During a lockdown, the requirement is to stay on your bunk for the requisite period. You may leave your bunk to make use of the toilets, but not the showers; do not linger overly long at this unless you want someone to come in and bellow like a stuck pig about people off their bunks.

Here, it's easier to sneak some off-bunk time in the form of walking the long way to the toilet and back.

Depending on the facility, your access to television may not even be hindered, since everyone effectively sleeps in the day room.

What triggers a lockdown?

Many things.
If someone attempts to escape, the compound goes on lock.
If a riot happens, lockdowns happen.
If little Billy Freeworlder gets a UAV quadcopter for Crimmus and flies it too close to prison because he wants to see what a prison looks like without going to one, he won't see anything of note -- we're locked down for three days.
When a severe weather event like a hurricane or tornado threatens, we'll often lock down until the threat has passed and the compound's miles of concertina wire are confirmed still present.

There are more things, but censorship being what it is, I can't get into details, lest I be mistaken for someone planning and plotting, instead of someone patiently explaining a fact and factor of prison life. ๐Ÿ˜…

Ultimately...

In the end, prison is already an unpleasant place, a dire reality for some of us. It can be made more unpleasant at the locking of a door.

What can be done to help?

Since you're here, asking that question...
Here in Florida, people need to speak to their house representative and their senator in their district, implore them to support the bills that create a Correctional Ombudsman Office,and/or Florida's Long Term Sentencing Act.

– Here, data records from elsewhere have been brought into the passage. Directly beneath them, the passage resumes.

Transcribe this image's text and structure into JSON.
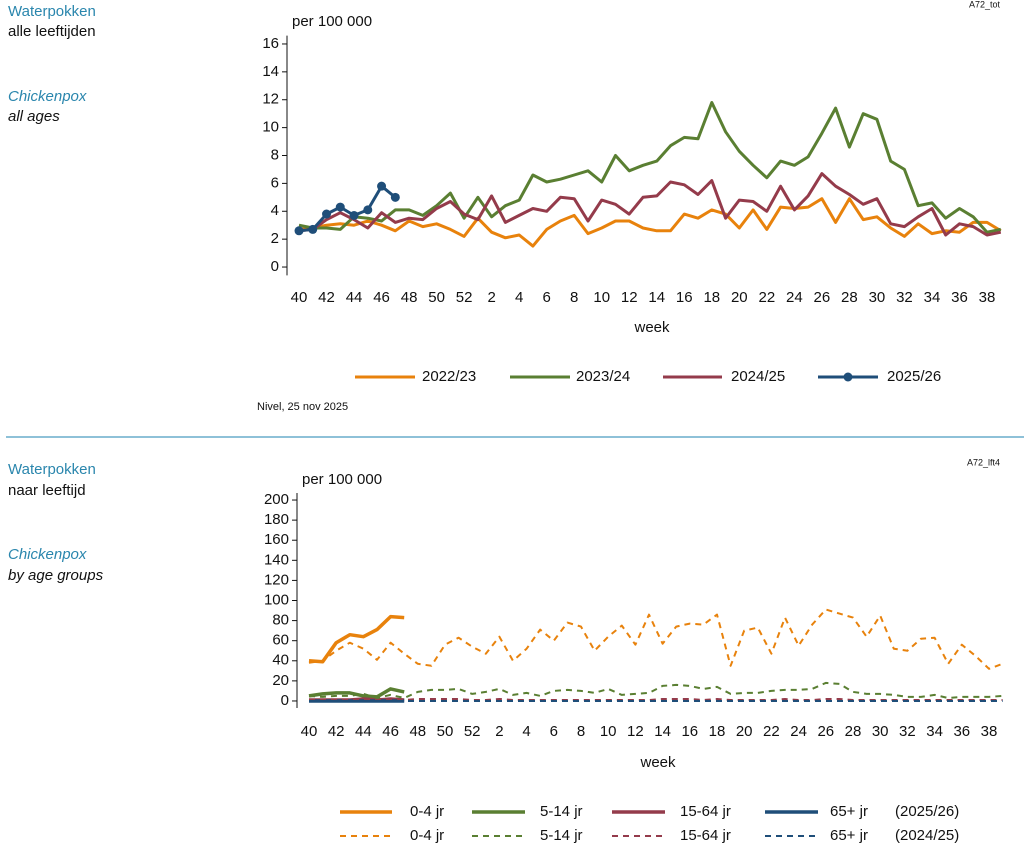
{
  "chart_data": [
    {
      "type": "line",
      "heading": {
        "nl": [
          "Waterpokken",
          "alle leeftijden"
        ],
        "en": [
          "Chickenpox",
          "all ages"
        ]
      },
      "code": "A72_tot",
      "y_label": "per 100 000",
      "x_label": "week",
      "source": "Nivel, 25 nov 2025",
      "categories": [
        40,
        null,
        42,
        null,
        44,
        null,
        46,
        null,
        48,
        null,
        50,
        null,
        52,
        null,
        2,
        null,
        4,
        null,
        6,
        null,
        8,
        null,
        10,
        null,
        12,
        null,
        14,
        null,
        16,
        null,
        18,
        null,
        20,
        null,
        22,
        null,
        24,
        null,
        26,
        null,
        28,
        null,
        30,
        null,
        32,
        null,
        34,
        null,
        36,
        null,
        38,
        null
      ],
      "ylim": [
        -0.6,
        16.6
      ],
      "yticks": [
        0,
        2,
        4,
        6,
        8,
        10,
        12,
        14,
        16
      ],
      "series": [
        {
          "name": "2022/23",
          "color": "#e8820c",
          "values": [
            2.7,
            2.8,
            3.0,
            3.1,
            3.0,
            3.3,
            3.0,
            2.6,
            3.3,
            2.9,
            3.1,
            2.7,
            2.2,
            3.5,
            2.5,
            2.1,
            2.3,
            1.5,
            2.7,
            3.3,
            3.7,
            2.4,
            2.8,
            3.3,
            3.3,
            2.8,
            2.6,
            2.6,
            3.8,
            3.5,
            4.1,
            3.8,
            2.8,
            4.1,
            2.7,
            4.3,
            4.2,
            4.3,
            4.9,
            3.2,
            4.9,
            3.4,
            3.6,
            2.8,
            2.2,
            3.1,
            2.4,
            2.6,
            2.5,
            3.2,
            3.2,
            2.6
          ]
        },
        {
          "name": "2023/24",
          "color": "#5a7f32",
          "values": [
            3.0,
            2.8,
            2.8,
            2.7,
            3.6,
            3.5,
            3.3,
            4.1,
            4.1,
            3.7,
            4.4,
            5.3,
            3.5,
            5.0,
            3.6,
            4.4,
            4.8,
            6.6,
            6.1,
            6.3,
            6.6,
            6.9,
            6.1,
            8.0,
            6.9,
            7.3,
            7.6,
            8.7,
            9.3,
            9.2,
            11.8,
            9.7,
            8.3,
            7.3,
            6.4,
            7.6,
            7.3,
            7.9,
            9.6,
            11.4,
            8.6,
            11.0,
            10.6,
            7.6,
            7.0,
            4.4,
            4.6,
            3.5,
            4.2,
            3.6,
            2.5,
            2.7
          ]
        },
        {
          "name": "2024/25",
          "color": "#943b4b",
          "values": [
            2.6,
            2.7,
            3.4,
            3.9,
            3.4,
            2.8,
            3.9,
            3.2,
            3.5,
            3.4,
            4.2,
            4.7,
            3.8,
            3.4,
            5.1,
            3.2,
            3.7,
            4.2,
            4.0,
            5.0,
            4.9,
            3.3,
            4.8,
            4.5,
            3.8,
            5.0,
            5.1,
            6.1,
            5.9,
            5.2,
            6.2,
            3.5,
            4.8,
            4.7,
            4.0,
            5.8,
            4.1,
            5.1,
            6.7,
            5.8,
            5.2,
            4.5,
            4.9,
            3.1,
            2.9,
            3.6,
            4.2,
            2.3,
            3.1,
            2.9,
            2.3,
            2.5
          ]
        },
        {
          "name": "2025/26",
          "color": "#1f4e79",
          "marker": "circle",
          "values": [
            2.6,
            2.7,
            3.8,
            4.3,
            3.7,
            4.1,
            5.8,
            5.0,
            null,
            null,
            null,
            null,
            null,
            null,
            null,
            null,
            null,
            null,
            null,
            null,
            null,
            null,
            null,
            null,
            null,
            null,
            null,
            null,
            null,
            null,
            null,
            null,
            null,
            null,
            null,
            null,
            null,
            null,
            null,
            null,
            null,
            null,
            null,
            null,
            null,
            null,
            null,
            null,
            null,
            null,
            null,
            null
          ]
        }
      ]
    },
    {
      "type": "line",
      "heading": {
        "nl": [
          "Waterpokken",
          "naar leeftijd"
        ],
        "en": [
          "Chickenpox",
          "by age groups"
        ]
      },
      "code": "A72_lft4",
      "y_label": "per 100 000",
      "x_label": "week",
      "legend_row_labels": [
        "(2025/26)",
        "(2024/25)"
      ],
      "categories": [
        40,
        null,
        42,
        null,
        44,
        null,
        46,
        null,
        48,
        null,
        50,
        null,
        52,
        null,
        2,
        null,
        4,
        null,
        6,
        null,
        8,
        null,
        10,
        null,
        12,
        null,
        14,
        null,
        16,
        null,
        18,
        null,
        20,
        null,
        22,
        null,
        24,
        null,
        26,
        null,
        28,
        null,
        30,
        null,
        32,
        null,
        34,
        null,
        36,
        null,
        38,
        null
      ],
      "ylim": [
        -7,
        207
      ],
      "yticks": [
        0,
        20,
        40,
        60,
        80,
        100,
        120,
        140,
        160,
        180,
        200
      ],
      "series": [
        {
          "name": "0-4 jr",
          "color": "#e8820c",
          "dashed": false,
          "values": [
            40,
            39,
            58,
            66,
            64,
            71,
            84,
            83,
            null,
            null,
            null,
            null,
            null,
            null,
            null,
            null,
            null,
            null,
            null,
            null,
            null,
            null,
            null,
            null,
            null,
            null,
            null,
            null,
            null,
            null,
            null,
            null,
            null,
            null,
            null,
            null,
            null,
            null,
            null,
            null,
            null,
            null,
            null,
            null,
            null,
            null,
            null,
            null,
            null,
            null,
            null,
            null
          ]
        },
        {
          "name": "5-14 jr",
          "color": "#5a7f32",
          "dashed": false,
          "values": [
            5,
            7,
            8,
            8,
            5,
            4,
            12,
            9,
            null,
            null,
            null,
            null,
            null,
            null,
            null,
            null,
            null,
            null,
            null,
            null,
            null,
            null,
            null,
            null,
            null,
            null,
            null,
            null,
            null,
            null,
            null,
            null,
            null,
            null,
            null,
            null,
            null,
            null,
            null,
            null,
            null,
            null,
            null,
            null,
            null,
            null,
            null,
            null,
            null,
            null,
            null,
            null
          ]
        },
        {
          "name": "15-64 jr",
          "color": "#943b4b",
          "dashed": false,
          "values": [
            1,
            1,
            1,
            1,
            2,
            1,
            2,
            1,
            null,
            null,
            null,
            null,
            null,
            null,
            null,
            null,
            null,
            null,
            null,
            null,
            null,
            null,
            null,
            null,
            null,
            null,
            null,
            null,
            null,
            null,
            null,
            null,
            null,
            null,
            null,
            null,
            null,
            null,
            null,
            null,
            null,
            null,
            null,
            null,
            null,
            null,
            null,
            null,
            null,
            null,
            null,
            null
          ]
        },
        {
          "name": "65+ jr",
          "color": "#1f4e79",
          "dashed": false,
          "values": [
            0,
            0,
            0,
            0,
            0,
            0,
            0,
            0,
            null,
            null,
            null,
            null,
            null,
            null,
            null,
            null,
            null,
            null,
            null,
            null,
            null,
            null,
            null,
            null,
            null,
            null,
            null,
            null,
            null,
            null,
            null,
            null,
            null,
            null,
            null,
            null,
            null,
            null,
            null,
            null,
            null,
            null,
            null,
            null,
            null,
            null,
            null,
            null,
            null,
            null,
            null,
            null
          ]
        },
        {
          "name": "0-4 jr",
          "color": "#e8820c",
          "dashed": true,
          "values": [
            38,
            40,
            50,
            58,
            52,
            41,
            58,
            47,
            37,
            35,
            56,
            63,
            54,
            47,
            64,
            40,
            52,
            71,
            60,
            78,
            74,
            50,
            64,
            75,
            56,
            86,
            57,
            74,
            77,
            76,
            86,
            35,
            70,
            73,
            47,
            83,
            55,
            76,
            91,
            87,
            83,
            64,
            85,
            52,
            50,
            62,
            63,
            37,
            56,
            45,
            32,
            37
          ]
        },
        {
          "name": "5-14 jr",
          "color": "#5a7f32",
          "dashed": true,
          "values": [
            5,
            4,
            5,
            5,
            7,
            3,
            6,
            3,
            9,
            11,
            11,
            12,
            7,
            9,
            12,
            6,
            8,
            5,
            10,
            11,
            10,
            8,
            12,
            6,
            7,
            8,
            15,
            16,
            15,
            12,
            14,
            7,
            8,
            8,
            10,
            11,
            11,
            12,
            18,
            17,
            9,
            7,
            7,
            6,
            4,
            4,
            6,
            3,
            4,
            4,
            4,
            5
          ]
        },
        {
          "name": "15-64 jr",
          "color": "#943b4b",
          "dashed": true,
          "values": [
            1,
            1,
            1,
            1,
            1,
            1,
            1,
            1,
            2,
            2,
            2,
            2,
            1,
            1,
            2,
            1,
            1,
            1,
            1,
            1,
            1,
            1,
            1,
            1,
            1,
            1,
            2,
            2,
            2,
            1,
            2,
            1,
            1,
            1,
            1,
            2,
            1,
            1,
            2,
            2,
            1,
            1,
            1,
            1,
            1,
            1,
            1,
            1,
            1,
            1,
            1,
            1
          ]
        },
        {
          "name": "65+ jr",
          "color": "#1f4e79",
          "dashed": true,
          "values": [
            0,
            0,
            0,
            0,
            0,
            0,
            0,
            0,
            0,
            0,
            0,
            0,
            0,
            0,
            0,
            0,
            0,
            0,
            0,
            0,
            0,
            0,
            0,
            0,
            0,
            0,
            0,
            0,
            0,
            0,
            0,
            0,
            0,
            0,
            0,
            0,
            0,
            0,
            0,
            0,
            0,
            0,
            0,
            0,
            0,
            0,
            0,
            0,
            0,
            0,
            0,
            0
          ]
        }
      ]
    }
  ]
}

We as Justice-impacted individuals do not have an ombudsman in Florida, a person whose job is to investigate complaints by private persons against the government. What this means is our complaints yield loads of malfeasance. We are asked to do the right thing while legally sanctioned wrongdoing is done, under threat of more punishment.

The Long Term Sentencing Act aims to bring parole back to the state. For those who are serving a long sentence on a nonviolent, nonsexual crime, this bill would allow them to be eligible for parole after a decade. All others would become eligible after 20 years.

I see this as a possible win for the men who have served 20, 30, 40, even 50 years of a LWOP sentence: these are people who have been gone from a world that has truly left them behind. Let's let these old men live the rest of their lives with their families who care for them, not with some wet behind the ears kid who's preying on 75 year olds for a pack of noodles to buy drugs.

If you aren't a Floridian, but you know someone who is, get them on board with supporting and elevating these to their representatives, quickly.

Everyone can make sure they stay involved in their communities, city, regions, to ensure that we move toward peace and helping each other.

Let's make this year good in spite of the chaos, shall we?